Tombaugh was also later to report having seen three of the mysterious green fireballs, which suddenly appeared over New Mexico in late 1948 and continued at least through the early 1950s. Despite this, the final report of Project Twinkle — see external link — claimed that he "… never observed an unexplainable aerial object despite his continuous and extensive observations of the sky."

In 1956 Tombaugh had the following to say about his various sightings:

"I have seen three objects in the last seven years which defied any explanation of known phenomenon, such as Venus, atmospheric optic, meteors or planes. I am a professional, highly skilled, professional astronomer.

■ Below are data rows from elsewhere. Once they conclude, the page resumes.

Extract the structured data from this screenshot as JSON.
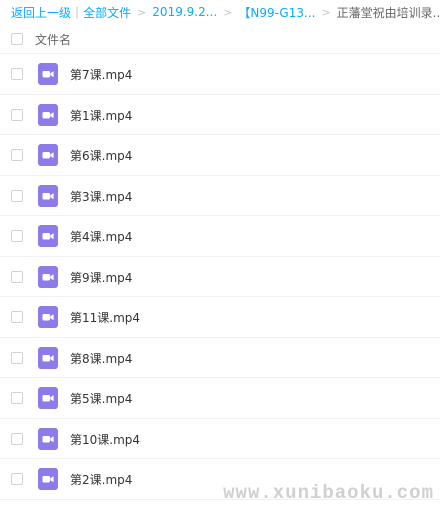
{
  "breadcrumb": {
    "back": "返回上一级",
    "all_files": "全部文件",
    "crumb_1": "2019.9.2...",
    "crumb_2": "【N99-G13...",
    "current": "正藩堂祝由培训录...",
    "separator": "|",
    "arrow": ">"
  },
  "list_header": {
    "name_column": "文件名"
  },
  "files": [
    {
      "name": "第7课.mp4"
    },
    {
      "name": "第1课.mp4"
    },
    {
      "name": "第6课.mp4"
    },
    {
      "name": "第3课.mp4"
    },
    {
      "name": "第4课.mp4"
    },
    {
      "name": "第9课.mp4"
    },
    {
      "name": "第11课.mp4"
    },
    {
      "name": "第8课.mp4"
    },
    {
      "name": "第5课.mp4"
    },
    {
      "name": "第10课.mp4"
    },
    {
      "name": "第2课.mp4"
    }
  ],
  "watermark": "www.xunibaoku.com",
  "colors": {
    "link": "#09aaff",
    "video_icon": "#8c7be8",
    "text": "#333333"
  }
}
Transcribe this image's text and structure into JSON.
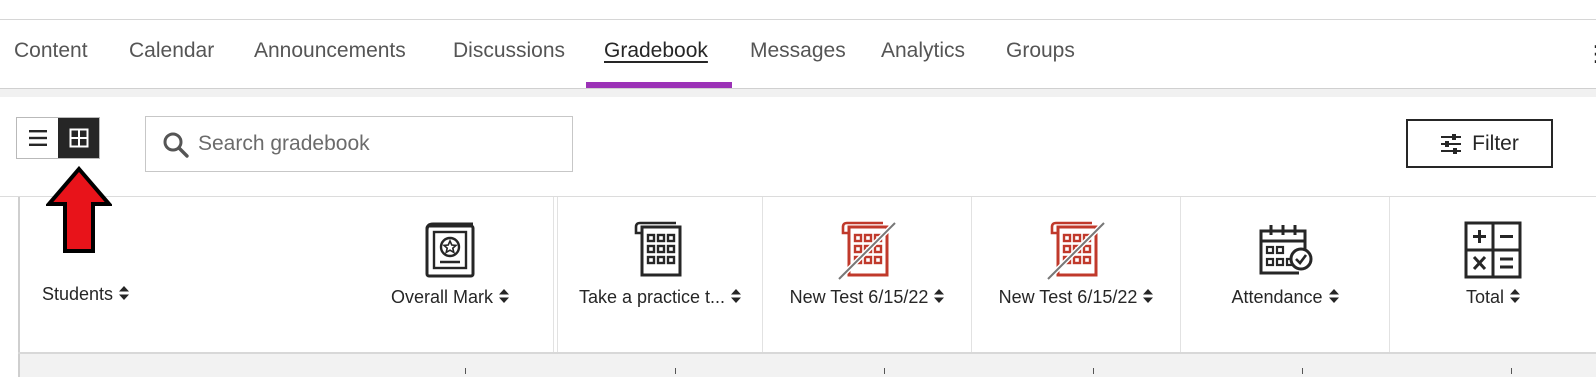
{
  "tabs": [
    {
      "label": "Content"
    },
    {
      "label": "Calendar"
    },
    {
      "label": "Announcements"
    },
    {
      "label": "Discussions"
    },
    {
      "label": "Gradebook",
      "active": true
    },
    {
      "label": "Messages"
    },
    {
      "label": "Analytics"
    },
    {
      "label": "Groups"
    }
  ],
  "toolbar": {
    "view_toggle": {
      "list_icon": "list-view-icon",
      "grid_icon": "grid-view-icon",
      "active": "grid"
    },
    "search": {
      "placeholder": "Search gradebook",
      "value": "",
      "icon": "search-icon"
    },
    "filter": {
      "label": "Filter",
      "icon": "sliders-icon"
    }
  },
  "annotation": {
    "icon": "red-arrow-up-icon",
    "color": "#e8131a"
  },
  "grid": {
    "students_header": "Students",
    "columns": [
      {
        "label": "Overall Mark",
        "icon": "overall-mark-icon",
        "color": "#262626"
      },
      {
        "label": "Take a practice t...",
        "icon": "test-icon",
        "color": "#262626"
      },
      {
        "label": "New Test 6/15/22",
        "icon": "hidden-test-icon",
        "color": "#c0392b"
      },
      {
        "label": "New Test 6/15/22",
        "icon": "hidden-test-icon",
        "color": "#c0392b"
      },
      {
        "label": "Attendance",
        "icon": "attendance-calendar-icon",
        "color": "#262626"
      },
      {
        "label": "Total",
        "icon": "calculator-icon",
        "color": "#262626"
      }
    ]
  },
  "colors": {
    "accent": "#9b32b6",
    "dark": "#262626",
    "hidden_item": "#c0392b"
  }
}
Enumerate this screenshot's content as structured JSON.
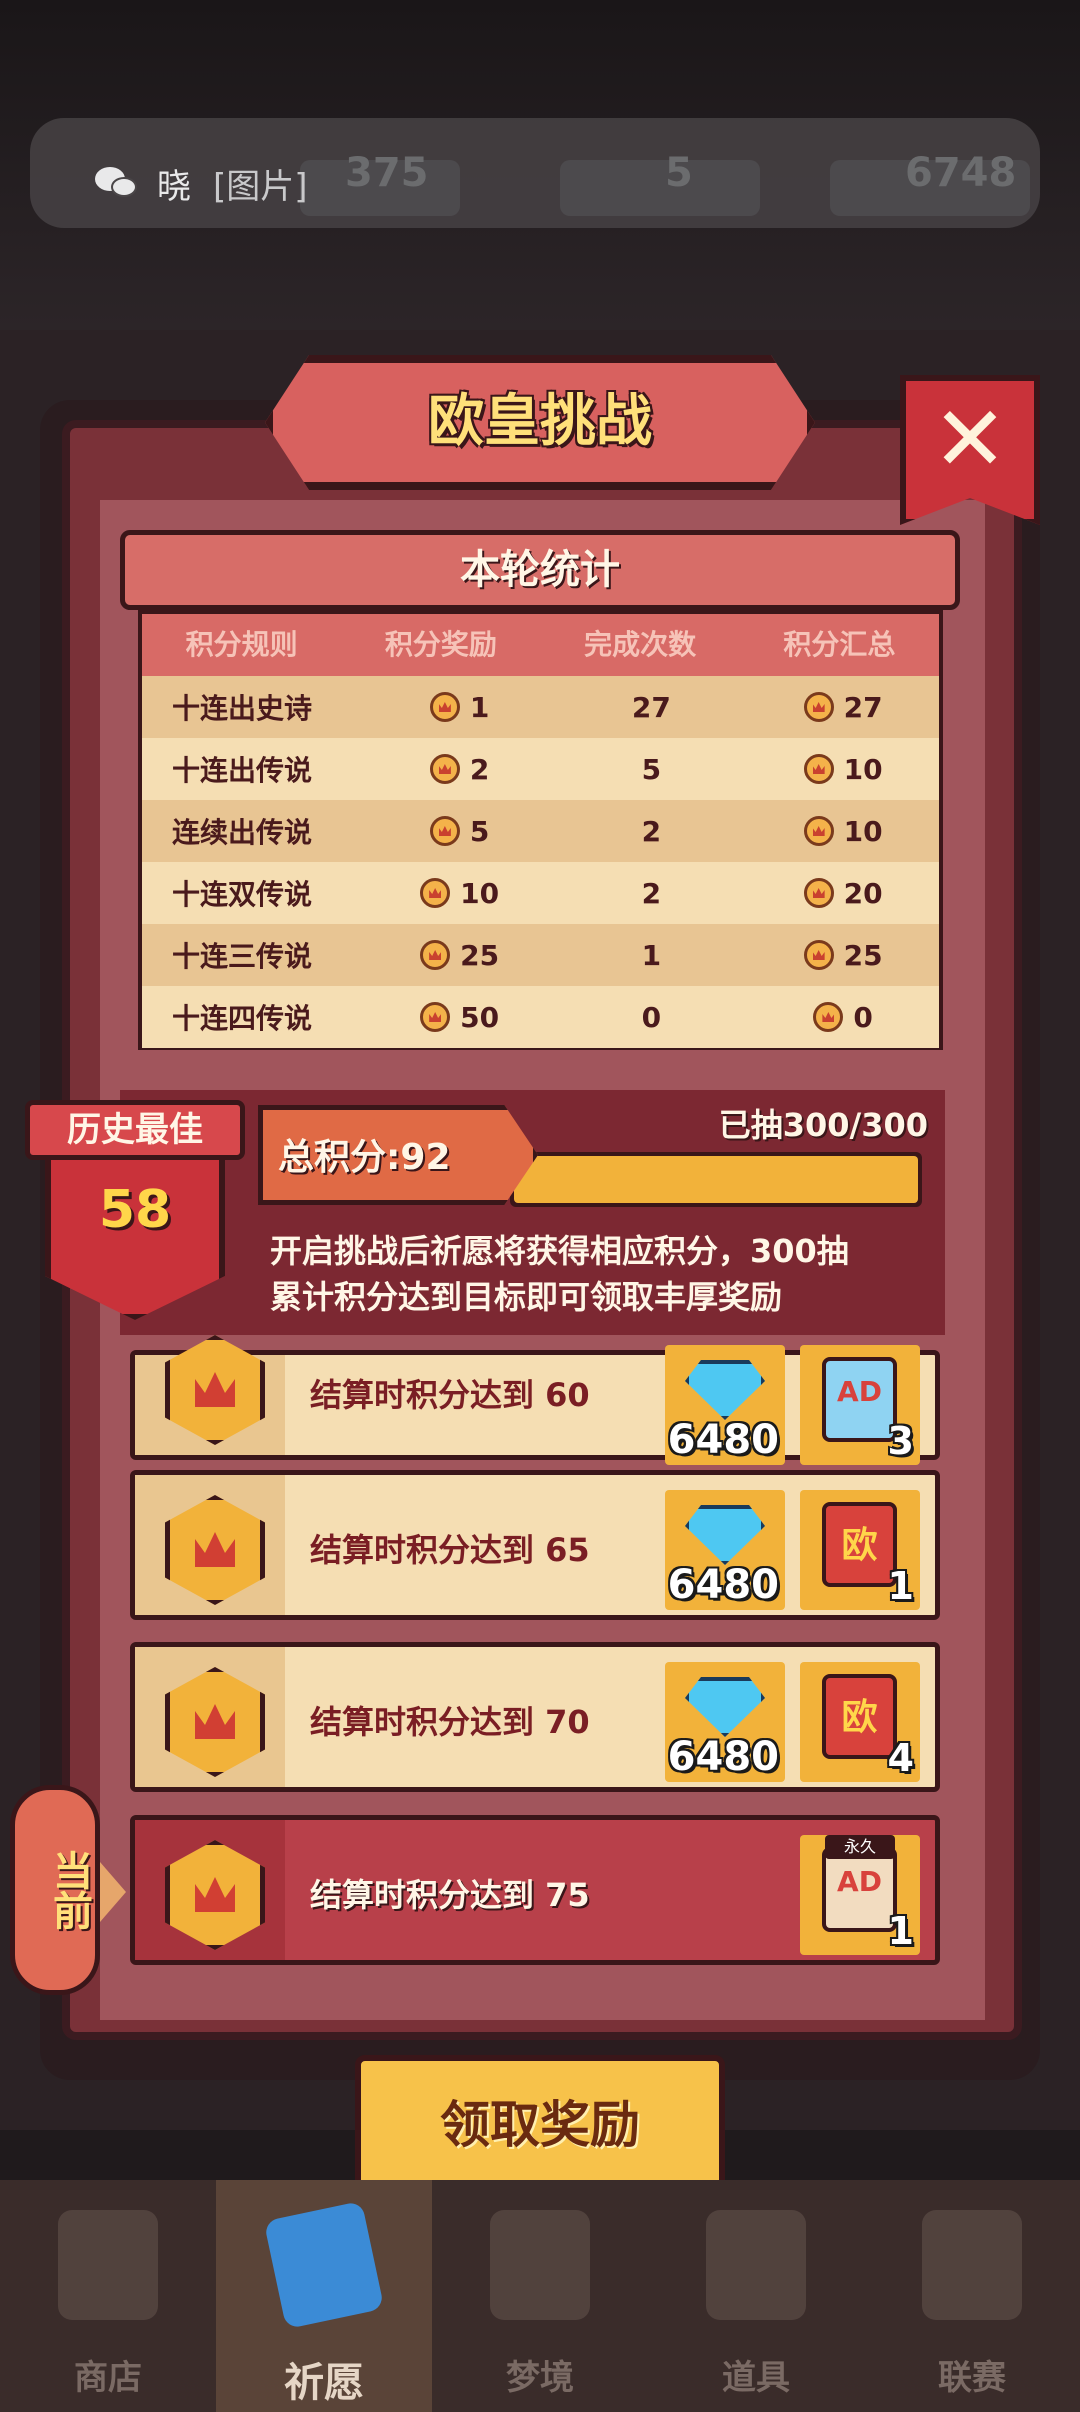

In addition I have seen three green fireballs which were unusual in behavior from normal green fireballs … I think that several reputable scientists are being unscientific in refusing to entertain the possibility of extraterrestrial origin and nature."

Shortly after this in January 1957, in an Associated Press article in the Alamogordo Daily News titled "Celestial Visitor's May Be Invading Earth's Atmosphere," Tombaugh was again quoted on his sightings and opinion about them.

"Although our own solar system is believed to support no other life than on Earth, other stars in the galaxy may have hundreds of thousands of habitable worlds. Races on these worlds may have been able to utilize the tremendous amounts of power required to bridge the space between the stars…"

Tombaugh said he has observed celestial phenomena which he could not explain, but has seen none personally since 1951 or 1952. "These things, which do appear to be directed, are unlike any other phenomena I ever observed. Their apparent lack of obedience to the ordinary laws of celestial motion gives credence."

In 1949, Tombaugh had also told the Naval missile director at White Sands Missile Range, Commander Robert McLaughlin, that he had seen a bright flash on Mars in August 1941, which he now attributed to an atomic blast. Tombaugh also noted that the first atomic bomb tested in New Mexico would have lit up the dark side of the Earth like a neon sign and that Mars was coincidentally quite close at the time, the implication apparently being that the atomic test would have been visible from Mars.

In June 1952, Dr. J. Allen Hynek, an astronomer acting as a scientific consultant to the Air Force's Project Blue Book UFO study, secretly conducted a survey of fellow astronomers on UFO sightings and attitudes while attending an astronomy convention. Tombaugh and four other astronomers told Hynek about their sightings, including Dr. Lincoln La Paz of the University of New Mexico. Tombaugh also told Hynek that his telescopes were at the Air Force's disposal for taking photos of UFOs, if he was properly alerted.